Sur la place Saint-Étienne, à l'écart du flot des visiteurs, un garçon de bronze joue de la flûte aux oiseaux. C'est le Meiselocker, le « charmeur de mésanges » — un surnom que les Strasbourgeois d'autrefois portaient eux-mêmes. Les groupes pressés ne lui accordent pas un regard : ils filent vers la cathédrale. Vous, vous démarrez ici, et ce n'est pas un hasard. Un jeu de piste à Strasbourg commence là où la ville baisse la garde. Car cette ville, que des millions de personnes photographient chaque année, cache ses meilleures histoires en pleine lumière : un hymne national écrit en une nuit, une invention qui a bouleversé le monde, une statue arrivée de Munich par échange de bons procédés. Smartphone en main, équipe au complet, vous allez passer douze étapes à lire les façades, à compter ce que personne ne compte et à débattre devant des portes que les autres franchissent sans les voir. Strasbourg garde ses secrets à hauteur de regard. Encore faut-il savoir où le poser.
Tout tient dans l'application myCityHunt. Un membre de l'équipe la télécharge, y charge les billets, choisit la langue et compose les équipes. L'écran affiche alors un code QR de lobby : chacun le scanne avec son propre téléphone, puis se choisit un rôle parmi cinquante-quatre — détective, photographe, architecte, athlète, navigateur, stratège. Ce choix n'a rien de décoratif : chaque rôle déclenche ses propres défis bonus en cours de partie. Le GPS indique ensuite la direction de la prochaine étape, jamais l'itinéraire, qui reste votre affaire. À chaque étape, une question, quatre réponses possibles et deux indices facultatifs en réserve, contre une poignée de points.
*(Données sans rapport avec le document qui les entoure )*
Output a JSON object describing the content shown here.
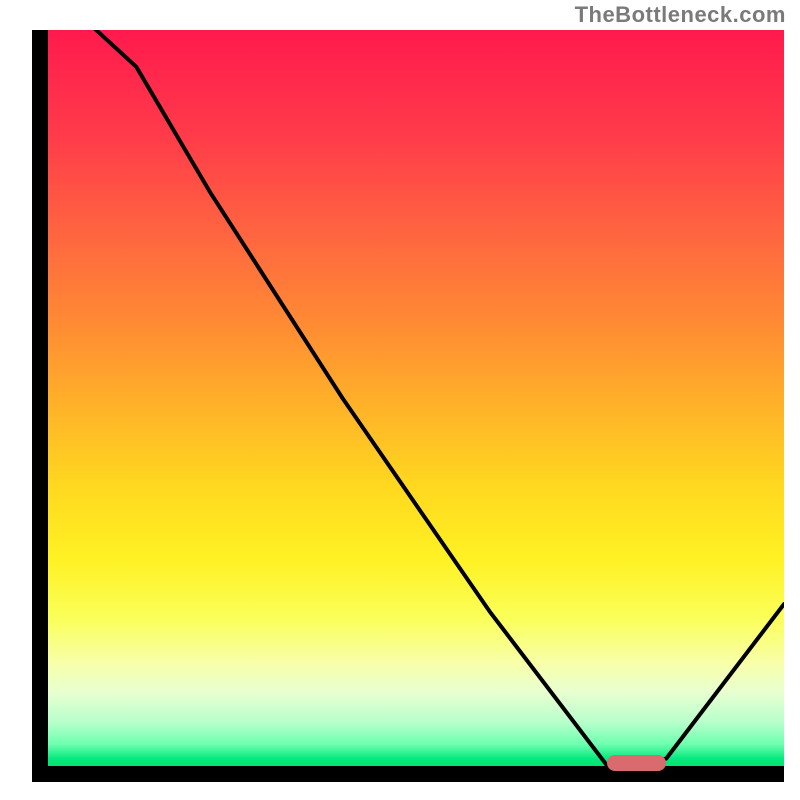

S'y ajoutent des défis photo et des épreuves d'action qui alimentent la galerie privée de votre équipe. Vous partez quand vous voulez et faites pause où bon vous semble sur les 3,2 kilomètres du parcours. Au final, le classement départage les équipes — ceux qui visaient simplement une belle journée auront gagné bien avant la dernière étape.
Le terrain de jeu, d'abord : la Grande Île, où se déroule l'essentiel de votre parcours, fut en 1988 le premier centre urbain français inscrit dans son ensemble au patrimoine mondial de l'UNESCO — pas un monument isolé, la ville entière. Votre chemin y croisera le musée des Beaux-Arts installé dans le palais Rohan, la nef de verre du musée d'Art moderne et contemporain posée au bord de l'Ill et les maisons Renaissance du Musée alsacien, quai Saint-Nicolas. Deux édifices, surtout, marqueront votre route.
Vous la verrez avant de la voir : sa flèche de grès rose surgit au détour des rues bien avant le parvis. Haute de 142 mètres, elle resta pendant 227 ans, de 1647 à 1874, l'édifice le plus élevé du monde. Sur place, remarquez ce qui manque : la seconde flèche, jamais construite, qui donne à la façade cette silhouette asymétrique reconnaissable entre toutes. Et vous reculerez pas à pas sur le parvis pour tenter de faire tenir l'ensemble dans votre champ de vision — tout le monde finit par le faire.
Quelques rues plus loin, celle qu'on surnomme la cathédrale du protestantisme alsacien réserve deux trésors. Le premier s'écoute : l'orgue Silbermann de 1741, dont Mozart a joué lors de son passage en octobre 1778, et qu'Albert Schweitzer contribua à sauver au début du XXe siècle. Le second se contemple : le mausolée du maréchal de Saxe, chef-d'œuvre de Pigalle achevé en 1777, où le maréchal descend d'un pas tranquille vers son tombeau pendant qu'une France éplorée tente de retenir la Mort.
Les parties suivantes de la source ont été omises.